Coronavirus, fase 2: cosa potremo fare e cosa no? Il punto della situazione

Dal 4 maggio scatta la fase 2 della gestione dell’emergenza da Coronavirus. Significa che lentamente l’Italia si prepara a ripartire, ma che è ancora presto per pensare di tornare all’assoluta normalità

ll Presidente del Coniglio dei Ministri Giuseppe Conte, nell’ultima conferenza di lunedì 27 aprile 2020, ha parlato dei provvedimenti presi dal Governo- di concerto con il pool di esperti nominati a tale scopo- per la gestione della fase 2 dell’emergenza. Lentamente, le attività commerciali si preparano alla riapertura, ma è ancora necessario limitare le uscite allo stretto necessario perché non siamo fuori dalla pandemia e non possiamo rischiare di aggravare la nostra situazione.

Le parole di Conte, tuttavia, hanno dato adito a una sequela di dubbi che i cittadini stanno esprimendo in queste ore sui social. Allora cerchiamo di capire, schematicamente, quali siano i principali divieti e le cose che invece gli italiani potranno fare. Fermo restando che ci potrebbero essere delle piccole variazioni a livello locale, in quanto i sindaci hanno l’autorità di vietare l’accesso a quelle aree ove non sia possibile garantire la sicurezza dei cittadini.

Cosa si potrà o non si potrà fare dal 4 maggio 2020, agli spostamenti consentiti si aggiunge la visita a parenti e congiunti

Ricordando che sarà sempre valida la regola del non creare assembramenti, che si potrà fare sempre ritorno al proprio domicilio/abitazione/indirizzo di residenza e che dal 4 maggio sarà obbligatorio indossare le mascherine sui mezzi pubblici, si potrà uscire da casa- rimanendo nella propria regione– per:

  1. Comprovate esigenze lavorative;
  2. Situazioni di necessità;
  3. Motivi di salute;
  4. Visite a parenti e congiunti (sempre mantenendo la distanza di un metro tra una persona e l’altra);

Come specificato dal Presidente stesso, andare a trovare i parenti non deve diventare la scusa per dare vita a feste o pranzi di famiglia. Per congiunti si intendono anche conviventi e fidanzati, purché si tratti di affetti stabili. Ovviamente, per questi quattro tipi di spostamento resta in vigore l’obbligo di compilare l’autocertificazione.
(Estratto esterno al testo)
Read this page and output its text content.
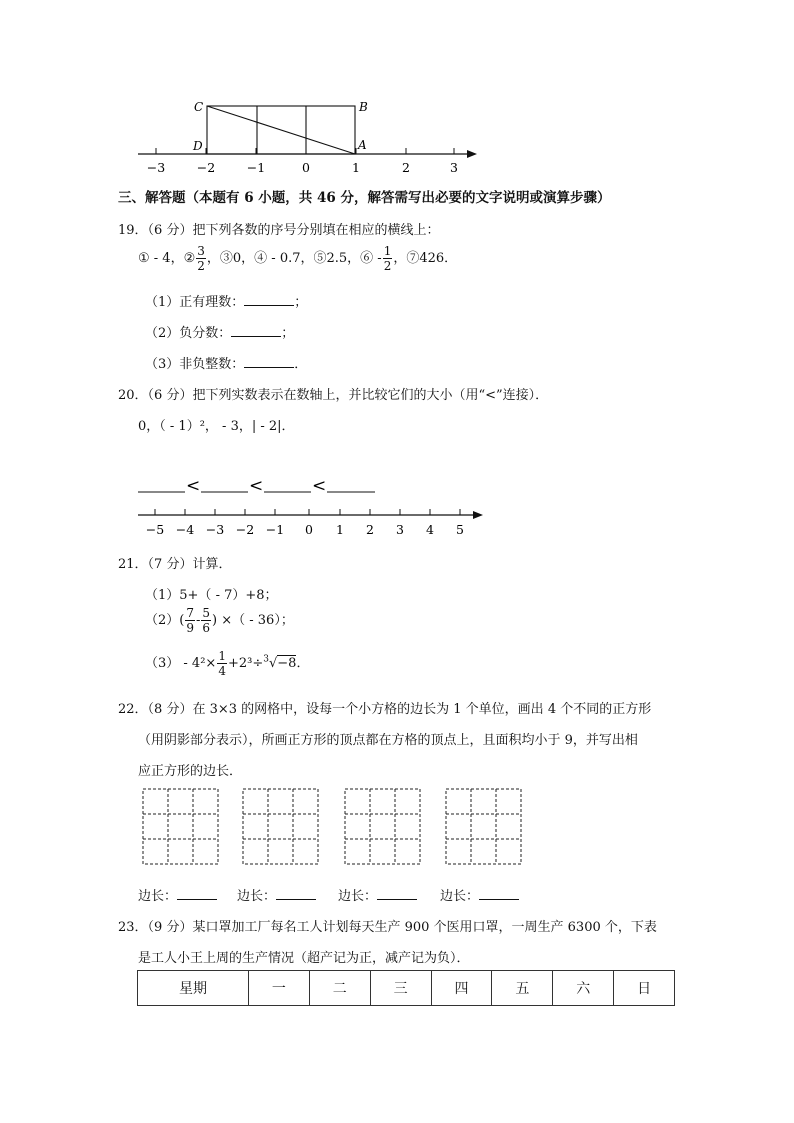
C	B
D	A
−3	−2	−1	0	1	2	3
三、解答题（本题有 6 小题，共 46 分，解答需写出必要的文字说明或演算步骤）
19．（6 分）把下列各数的序号分别填在相应的横线上：
① - 4，② $\frac{3}{2}$ ，③0，④ - 0.7，⑤2.5，⑥ - $\frac{1}{2}$ ，⑦426．
（1）正有理数：	；
（2）负分数：	；
（3）非负整数：	．
20．（6 分）把下列实数表示在数轴上，并比较它们的大小（用“<”连接）．
0，（ - 1）²， - 3，| - 2|．
<	<	<
−5 −4 −3 −2 −1 0 1 2 3 4 5
21．（7 分）计算．
（1）5+（ - 7）+8；
$(2)( \frac{7}{9} - \frac{5}{6}$ ) ×（ - 36）；
$(3) - 4^2\times \frac{1}{4} +2^3\div^3√-8$．
22．（8 分）在 3×3 的网格中，设每一个小方格的边长为 1 个单位，画出 4 个不同的正方形
（用阴影部分表示），所画正方形的顶点都在方格的顶点上，且面积均小于 9，并写出相
应正方形的边长．
边长：	边长：	边长：	边长：
23．（9 分）某口罩加工厂每名工人计划每天生产 900 个医用口罩，一周生产 6300 个，下表
是工人小王上周的生产情况（超产记为正，减产记为负）．
星期	一	二	三	四	五	六	日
Cosa si potrà o non si potrà fare dal 4 maggio 2020: sì ai funerali, allo sport e al cibo da asporto

Dal 4 maggio 2020, inoltre, sarà consentito uscire anche per andare a comprare cibo da asporto (sempre facendo attenzione alla distanza interpersonale e non creando assembramenti), per prendere parte a funerali (ora vedremo le modalità previste in questo caso) e per fare attività sportiva anche lontano da casa e anche passeggiate (da soli, in due o con bambini). Riapriranno parchi e giardini e rimarranno invece chiuse le aree che normalmente sono riservate ai bambini. Si potrà anche andare al mare o in montagna, purché si risieda in zone di mare o di montagna. Insomma, non ci si deve allontanare troppo dalla propria abitazione.

Per quanto concerne i funerali, cui abbiamo accennato prima, le esequie dei defunti potranno essere celebrate alla presenza di sole 15 persone (quindi dei parenti più stretti o di qualche amico).

Cosa si potrà o non si potrà fare dal 4 maggio 2020, altri divieti e il problema delle seconde case

I cittadini che devono rimanere a casa sono quelli che siano risultati positivi al Coronavirus, che si trovino in regime di quarantena (per esempio, chi rientrerà dall’estero dovrà obbligatoriamente fare 14 giorni di quarantena) o che presentino sintomi quali difficoltà respiratorie e/o febbre superiore ai 37,5°.

La mobilità è consentita soltanto nella propria regione di appartenenza. Non ci si può spostare da una regione all’altra, a meno che lo spostamento non sia sempre motivato da ragioni di assoluta urgenza  o di lavoro. Anche per questo tipo di viaggio sarà necessario esibire l’autocertificazione.

Last but not least, come ci spiega La Repubblica, esiste il problema delle seconde case. A quanto pare, l’ordinanza emanata dal Ministro Speranza che vietava il trasferimento verso le seconde case (anche nell’ambito della stessa regione) è scaduta lo scorso 25 marzo. Inoltre, pare che il nuovo decreto non vieti espressamente il trasferimento, per cui si attendono chiarimenti che probabilmente arriveranno con l’emissione di una circolare.